QED by Feynman is an awesome attempt to explain advanced physics without any maths. (But it was in origin a series of lectures, made into a book at a later time.)
One of the things that irked me about Penrose's The Road to Reality is that he didn't seem to make up his mind about who his audience was supposed to be, as he first painstakingly explains certain concepts that should be familiar to high-school seniors, and then he discusses topics that even graduate physics students (e.g. myself) would have difficulties with. But then I remembered that I aimed for exactly the same thing in the Wikipedia articles I edited, because if the whole article is aimed at a very specific audience i.e. physics sophomores (as a textbook would) then whoever is at a lower ‘level’ would understand little of it and whoever is at a higher level would find little they didn't already know, whereas making the text more and more advanced as the article progresses makes each reader find something at the right level for them.
In response to falenas108's "Ask an X" thread. I have a PhD in experimental particle physics; I'm currently working as a postdoc at the University of Cincinnati. Ask me anything, as the saying goes.
This is an experiment.

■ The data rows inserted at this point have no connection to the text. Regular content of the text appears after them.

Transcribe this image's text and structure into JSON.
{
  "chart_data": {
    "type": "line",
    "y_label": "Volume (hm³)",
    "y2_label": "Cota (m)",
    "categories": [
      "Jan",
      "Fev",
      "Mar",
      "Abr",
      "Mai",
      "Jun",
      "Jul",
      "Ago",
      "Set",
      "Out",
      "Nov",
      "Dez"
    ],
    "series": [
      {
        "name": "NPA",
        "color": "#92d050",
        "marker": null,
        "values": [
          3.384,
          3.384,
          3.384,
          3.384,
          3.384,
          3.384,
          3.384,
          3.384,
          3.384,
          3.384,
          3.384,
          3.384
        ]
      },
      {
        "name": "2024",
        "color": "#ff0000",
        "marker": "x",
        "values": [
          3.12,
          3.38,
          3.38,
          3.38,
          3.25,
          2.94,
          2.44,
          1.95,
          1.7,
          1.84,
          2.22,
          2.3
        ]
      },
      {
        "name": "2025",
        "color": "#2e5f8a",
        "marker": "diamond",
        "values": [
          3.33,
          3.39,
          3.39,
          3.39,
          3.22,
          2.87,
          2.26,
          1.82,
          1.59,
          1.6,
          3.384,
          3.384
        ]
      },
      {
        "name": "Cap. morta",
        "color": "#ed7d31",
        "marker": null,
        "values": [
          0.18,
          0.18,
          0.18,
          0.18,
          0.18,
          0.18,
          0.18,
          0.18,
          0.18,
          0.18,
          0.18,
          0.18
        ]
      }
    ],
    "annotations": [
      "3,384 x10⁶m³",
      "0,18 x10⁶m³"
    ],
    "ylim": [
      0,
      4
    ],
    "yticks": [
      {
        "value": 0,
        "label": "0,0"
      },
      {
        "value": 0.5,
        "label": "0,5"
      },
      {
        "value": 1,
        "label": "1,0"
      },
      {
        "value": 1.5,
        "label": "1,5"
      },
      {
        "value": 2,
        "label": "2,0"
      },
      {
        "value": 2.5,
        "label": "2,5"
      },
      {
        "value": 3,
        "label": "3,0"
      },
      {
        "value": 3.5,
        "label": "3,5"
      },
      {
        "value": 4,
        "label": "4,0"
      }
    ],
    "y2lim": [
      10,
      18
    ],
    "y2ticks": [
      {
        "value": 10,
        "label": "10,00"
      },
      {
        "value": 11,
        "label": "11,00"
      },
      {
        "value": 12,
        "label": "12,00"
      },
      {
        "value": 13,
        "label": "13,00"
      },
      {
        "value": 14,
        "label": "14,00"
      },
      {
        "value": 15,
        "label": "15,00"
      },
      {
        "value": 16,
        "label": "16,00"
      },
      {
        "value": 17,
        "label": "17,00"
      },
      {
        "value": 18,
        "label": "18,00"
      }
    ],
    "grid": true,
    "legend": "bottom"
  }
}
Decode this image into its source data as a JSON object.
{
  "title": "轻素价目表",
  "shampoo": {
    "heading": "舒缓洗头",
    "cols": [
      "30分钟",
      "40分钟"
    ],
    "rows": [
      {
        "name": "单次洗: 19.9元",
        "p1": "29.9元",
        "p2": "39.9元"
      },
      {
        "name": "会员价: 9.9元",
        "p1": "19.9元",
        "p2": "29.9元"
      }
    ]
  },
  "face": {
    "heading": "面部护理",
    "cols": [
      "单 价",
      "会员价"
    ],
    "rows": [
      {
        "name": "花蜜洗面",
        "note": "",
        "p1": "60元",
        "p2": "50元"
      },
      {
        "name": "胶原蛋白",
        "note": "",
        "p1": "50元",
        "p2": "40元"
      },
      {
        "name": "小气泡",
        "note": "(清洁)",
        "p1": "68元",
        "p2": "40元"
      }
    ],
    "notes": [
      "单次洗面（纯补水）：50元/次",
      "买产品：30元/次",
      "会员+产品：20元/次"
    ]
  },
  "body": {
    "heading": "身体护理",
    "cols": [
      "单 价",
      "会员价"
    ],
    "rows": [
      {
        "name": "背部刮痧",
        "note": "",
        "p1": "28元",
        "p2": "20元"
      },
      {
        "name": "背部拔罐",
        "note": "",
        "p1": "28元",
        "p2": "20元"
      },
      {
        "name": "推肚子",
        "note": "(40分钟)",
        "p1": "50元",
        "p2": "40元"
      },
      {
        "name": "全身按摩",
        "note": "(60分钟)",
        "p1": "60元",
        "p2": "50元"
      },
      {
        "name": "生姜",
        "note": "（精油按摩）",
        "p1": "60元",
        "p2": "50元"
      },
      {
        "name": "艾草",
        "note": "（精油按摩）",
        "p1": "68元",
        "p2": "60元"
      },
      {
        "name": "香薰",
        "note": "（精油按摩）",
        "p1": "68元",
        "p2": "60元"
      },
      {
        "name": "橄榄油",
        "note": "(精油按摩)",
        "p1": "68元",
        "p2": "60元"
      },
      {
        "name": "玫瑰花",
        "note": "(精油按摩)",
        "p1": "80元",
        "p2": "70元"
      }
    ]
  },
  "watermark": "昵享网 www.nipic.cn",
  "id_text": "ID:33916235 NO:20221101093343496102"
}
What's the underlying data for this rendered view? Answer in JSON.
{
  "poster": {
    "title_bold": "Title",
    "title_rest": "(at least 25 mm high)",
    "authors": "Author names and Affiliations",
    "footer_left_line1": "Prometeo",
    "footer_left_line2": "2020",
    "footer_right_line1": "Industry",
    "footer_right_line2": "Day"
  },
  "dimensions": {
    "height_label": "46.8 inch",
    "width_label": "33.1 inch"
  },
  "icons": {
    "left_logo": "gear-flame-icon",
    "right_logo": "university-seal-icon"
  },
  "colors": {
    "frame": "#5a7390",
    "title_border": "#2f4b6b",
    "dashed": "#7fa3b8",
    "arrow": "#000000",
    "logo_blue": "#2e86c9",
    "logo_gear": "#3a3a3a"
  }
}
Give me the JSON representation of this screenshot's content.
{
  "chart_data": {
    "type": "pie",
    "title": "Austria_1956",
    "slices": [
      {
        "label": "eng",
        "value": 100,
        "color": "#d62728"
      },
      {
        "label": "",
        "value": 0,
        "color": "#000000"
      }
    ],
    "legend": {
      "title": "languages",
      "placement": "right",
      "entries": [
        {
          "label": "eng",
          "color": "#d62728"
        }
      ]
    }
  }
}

There's nothing I like better than talking about what I do; but I usually find that even quite well-informed people don't know enough to ask questions sufficiently specific that I can answer any better than the next guy. What goes through most people's heads when they hear "particle physics" is, judging by experience, string theory. Well, I dunno nuffin' about string theory - at least not any more than the average layman who has read Brian Greene's book. (Admittedly, neither do string theorists.) I'm equally ignorant about quantum gravity, dark energy, quantum computing, and the Higgs boson - in other words, the big theory stuff that shows up in popular-science articles. For that sort of thing you want a theorist, and not just any theorist at that, but one who works specifically on that problem. On the other hand I'm reasonably well informed about production, decay, and mixing of the charm quark and charmed mesons, but who has heard of that? (Well, now you have.) I know a little about CP violation, a bit about detectors, something about reconstructing and simulating events, a fair amount about how we extract signal from background, and quite a lot about fitting distributions in multiple dimensions.